Total revenues during the reported quarter were $565.9 million compared to $264.7 million in the year-earlier quarter. Revenues during third quarter 2011 were well above the Zacks Consensus Estimate of $550.0 million.

Same-store cash net operating income (NOI) increased 2.7% during third quarter 2011 for the company’s triple-net leased healthcare and seniors housing assets, compared to the year-ago quarter. For the total portfolio, same-store cash NOI growth was 2.6% during the reported quarter, compared to the third quarter of 2010.

Ventas currently has an operating portfolio of 79 senior housing communities in North America that are managed by Sunrise Senior Living Inc. (SRZ). NOI from all 79 properties was $40.0 million during the reported quarter, compared to $39.0 million in the year-ago period.

The year-over-year increase was primarily due to a 4.1% rise in average daily rate and a 120 bps increase in average occupancy to 90.6%. NOI for the Atria-managed communities was $47.5 million with average unit occupancy of 87.4%.

During the quarter, Ventas collected $102.8 million in cash from HCP, Inc. (HCP) as compensatory damages to honor a 2009 jury verdict. The verdict relates to the lawsuit filed by Ventas regarding the ‘Tortious Interference’ by HCP with business expectation arising out of the former’s acquisition of Sunrise in April 2007.

At quarter-end, the company had $57.5 million of cash and short-term cash investments with debt to total capitalization of 31% and net-debt-to-adjusted-pro-forma-EBITDA (earnings before interest, tax, depreciation, and amortization) of 4.7x.

Subsequent to the quarter-end, Ventas obtained a new four-year unsecured revolving credit facility worth $2 billion to replace its existing $1 billion credit facility that was scheduled to mature in April 2012. The new credit facility bears an interest rate at 125 basis points over LIBOR, while the previous credit facility was priced at 280 basis points over LIBOR.

The new credit facility is scheduled to mature in October 2015 and has an accordion feature that would enable Ventas to extend the maturity by an additional year subject to the fulfillment of certain conditions.

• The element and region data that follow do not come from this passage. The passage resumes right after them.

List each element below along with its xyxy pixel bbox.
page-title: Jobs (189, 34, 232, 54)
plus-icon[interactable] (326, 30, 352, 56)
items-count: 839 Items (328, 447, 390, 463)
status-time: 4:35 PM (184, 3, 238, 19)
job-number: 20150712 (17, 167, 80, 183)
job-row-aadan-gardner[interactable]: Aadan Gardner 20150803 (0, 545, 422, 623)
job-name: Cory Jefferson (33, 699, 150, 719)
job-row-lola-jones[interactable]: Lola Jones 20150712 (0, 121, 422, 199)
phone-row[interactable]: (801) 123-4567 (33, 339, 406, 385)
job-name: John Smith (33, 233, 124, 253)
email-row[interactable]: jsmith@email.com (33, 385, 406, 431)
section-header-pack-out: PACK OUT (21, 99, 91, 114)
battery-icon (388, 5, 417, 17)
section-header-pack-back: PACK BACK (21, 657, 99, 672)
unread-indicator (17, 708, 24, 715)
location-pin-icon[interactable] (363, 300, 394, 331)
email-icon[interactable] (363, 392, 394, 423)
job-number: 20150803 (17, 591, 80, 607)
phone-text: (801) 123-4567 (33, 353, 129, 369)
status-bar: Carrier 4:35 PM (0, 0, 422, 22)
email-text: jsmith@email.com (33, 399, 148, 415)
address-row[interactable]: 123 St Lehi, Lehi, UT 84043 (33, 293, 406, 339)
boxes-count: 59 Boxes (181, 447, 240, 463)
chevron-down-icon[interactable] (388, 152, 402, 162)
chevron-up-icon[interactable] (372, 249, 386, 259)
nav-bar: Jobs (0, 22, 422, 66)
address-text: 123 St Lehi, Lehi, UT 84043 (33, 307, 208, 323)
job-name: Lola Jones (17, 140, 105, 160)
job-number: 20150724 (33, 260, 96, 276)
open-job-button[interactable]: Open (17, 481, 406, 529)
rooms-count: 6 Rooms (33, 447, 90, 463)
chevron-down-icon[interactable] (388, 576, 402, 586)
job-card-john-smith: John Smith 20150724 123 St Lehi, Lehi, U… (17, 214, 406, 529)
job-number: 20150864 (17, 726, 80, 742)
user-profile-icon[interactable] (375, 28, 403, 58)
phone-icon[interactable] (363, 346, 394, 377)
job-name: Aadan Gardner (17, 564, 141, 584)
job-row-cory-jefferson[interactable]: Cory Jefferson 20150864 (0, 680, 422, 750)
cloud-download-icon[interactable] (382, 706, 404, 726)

At the same time, the company can increase the borrowing capacity of the credit facility to $2.5 billion.

The new credit line provides greater financial flexibility to Ventas to address any upcoming debt maturities and increases its liquidity. Presently, the company has a liquidity of $1.8 billion. Furthermore, the new credit facility reduced the interest burden of the company besides increasing its borrowing capacity to enable it to capitalize on favorable investment opportunities.

With superior quarterly results, Ventas raised its earlier recurring FFO guidance for full year 2011 from the range of $3.17 – $3.23 to $3.34 – $3.36 per share. The increase in earnings expectations also stems from the accretive effect of the acquisition of Nationwide Health Properties and Atria. We maintain our Neutral recommendation on Ventas, which presently has a Zacks #3 Rank translating into a short-term Hold rating.